Authentication is a term which is used (and often abused) in a very broad sense. By itself it has little meaning other than to convey the idea that some means has been provided to guarantee that entities are who they claim to be, or that information has not been manipulated by unauthorized parties. Authentication is specific to the security objective which one is trying to achieve. Examples of specific objectives include access control, entity authentication, message authentication, data integrity, non-repudiation, and key authentication. These instances of authentication are dealt with at length in Chapters 9 through 13. For the pui-poses of this chapter, it suffices to give a brief introduction to authentication by describing several of the most obvious applications.

Authentication is one of the most important of all information security objectives.
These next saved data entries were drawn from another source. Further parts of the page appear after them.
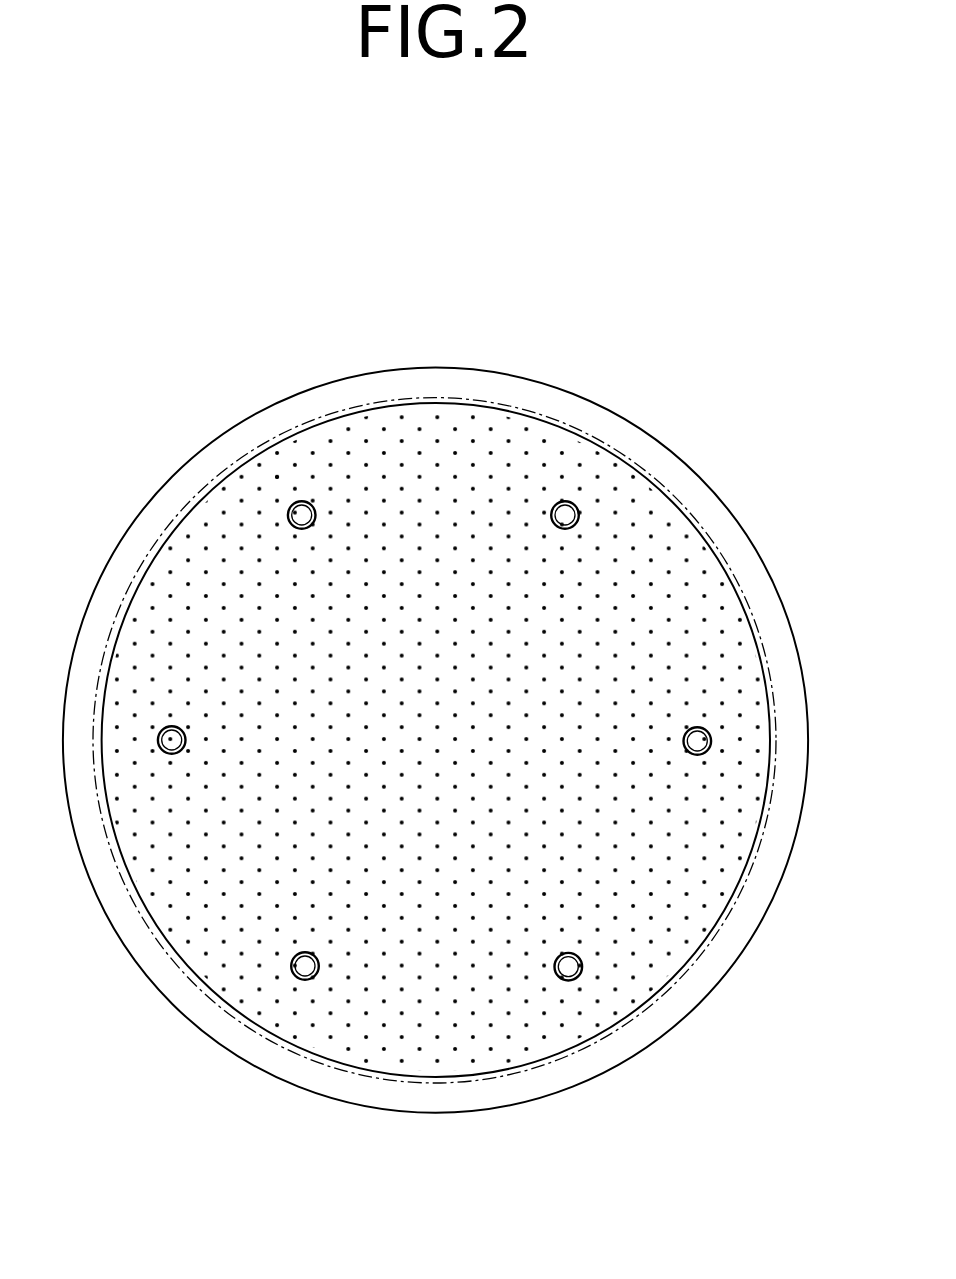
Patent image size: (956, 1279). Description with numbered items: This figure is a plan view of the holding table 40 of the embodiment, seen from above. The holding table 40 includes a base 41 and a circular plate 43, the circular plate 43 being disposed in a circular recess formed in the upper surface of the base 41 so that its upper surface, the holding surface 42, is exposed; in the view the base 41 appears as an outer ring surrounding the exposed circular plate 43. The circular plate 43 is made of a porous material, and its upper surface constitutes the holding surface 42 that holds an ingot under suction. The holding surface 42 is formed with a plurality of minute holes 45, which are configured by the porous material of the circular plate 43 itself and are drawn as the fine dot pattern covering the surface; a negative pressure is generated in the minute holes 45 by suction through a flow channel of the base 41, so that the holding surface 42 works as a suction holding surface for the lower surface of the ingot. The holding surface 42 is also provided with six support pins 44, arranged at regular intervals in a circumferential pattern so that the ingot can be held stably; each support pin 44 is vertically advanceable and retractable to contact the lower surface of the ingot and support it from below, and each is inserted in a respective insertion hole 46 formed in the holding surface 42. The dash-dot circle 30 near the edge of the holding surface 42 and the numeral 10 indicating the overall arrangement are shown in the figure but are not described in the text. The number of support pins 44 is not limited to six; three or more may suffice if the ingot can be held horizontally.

The substrate holding device 10 is at (242, 318).
The substrate outline 30 is at (480, 402).
The holding table 40 is at (687, 467).
The base 41 is at (223, 431).
The holding surface 42 is at (418, 417).
The circular plate 43 is at (343, 408).
The support pins 44 is at (304, 513).
The minute holes 45 is at (276, 476).
The insertion holes 46 is at (312, 527).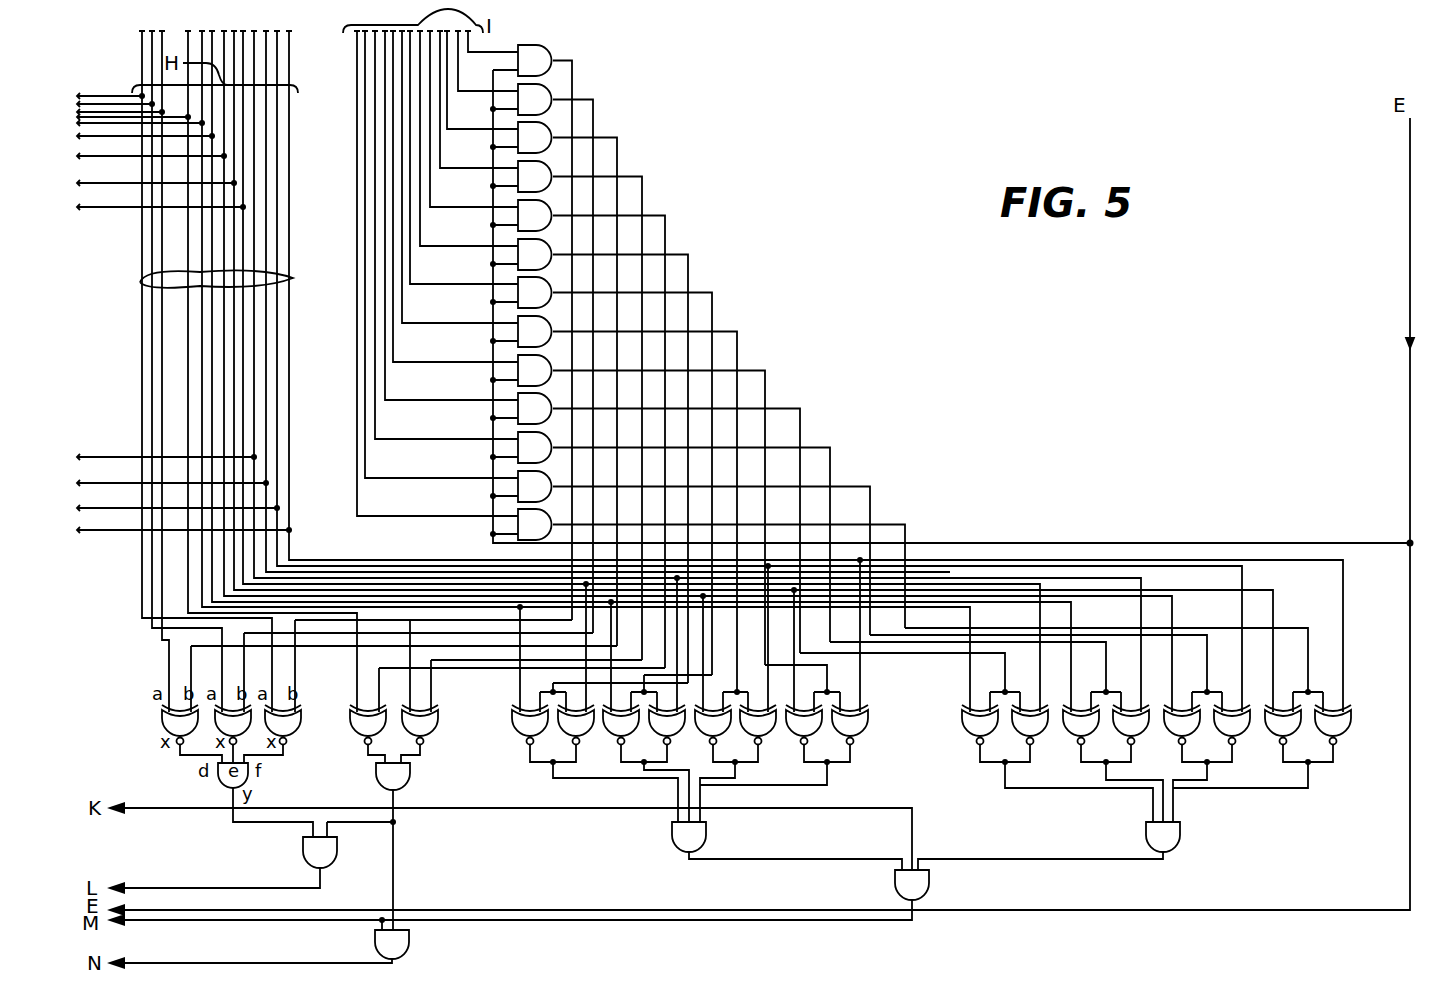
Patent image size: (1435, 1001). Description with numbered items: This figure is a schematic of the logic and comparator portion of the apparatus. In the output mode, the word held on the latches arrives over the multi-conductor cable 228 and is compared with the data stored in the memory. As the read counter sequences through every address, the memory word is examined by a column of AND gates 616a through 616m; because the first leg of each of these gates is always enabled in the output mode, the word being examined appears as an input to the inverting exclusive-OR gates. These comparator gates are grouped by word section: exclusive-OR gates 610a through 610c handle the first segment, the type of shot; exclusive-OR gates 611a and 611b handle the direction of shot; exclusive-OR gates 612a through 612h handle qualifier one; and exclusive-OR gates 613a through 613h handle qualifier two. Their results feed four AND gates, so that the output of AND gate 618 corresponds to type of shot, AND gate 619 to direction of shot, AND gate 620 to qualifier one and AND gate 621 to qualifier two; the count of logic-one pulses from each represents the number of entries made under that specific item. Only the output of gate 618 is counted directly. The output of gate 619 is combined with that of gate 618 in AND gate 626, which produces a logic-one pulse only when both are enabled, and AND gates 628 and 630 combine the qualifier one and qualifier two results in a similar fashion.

The multi-conductor cable 228 is at (293, 278).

Until the mid 1970s it was generally believed that secrecy and authentication were intrinsically connected. With the discovery of hash functions (§1.9) and digital signatures (§1.6), it was realized that secrecy and authentication were truly separate and independent information security objectives. It may at first not seem important to separate the two but there are situations where it is not only useful but essential. For example, if a two-party communication between Alice and Bob is to take place where Alice is in one country and Bob in another, the host countries might not permit secrecy on the channel; one or both countries might want the ability to monitor all communications. Alice and Bob, however, would like to be assured of the identity of each other, and of the integrity and origin of the information they send and receive.

The preceding scenario illustrates several independent aspects of authentication. If Alice and Bob desire assurance of each other’s identity, there are two possibilities to consider.

  • 1. Alice and Bob could be communicating with no appreciable time delay. That is, they are both active in the communication in “real time”.
  • 2. Alice or Bob could be exchanging messages with some delay. That is, messages might be routed through various networks, stored, and forwarded at some later time.

In the first instance Alice and Bob would want to verify identities in real time. This might be accomplished by Alice sending Bob some challenge, to which Bob is the only entity which can respond correctly. Bob could perform a similar action to identify Alice. This type of authentication is commonly referred to as entity authentication or more simply identification.

For the second possibility, it is not convenient to challenge and await response, and moreover the communication path may be only in one direction. Different techniques are now required to authenticate the originator of the message. This form of authentication is called data origin authentication.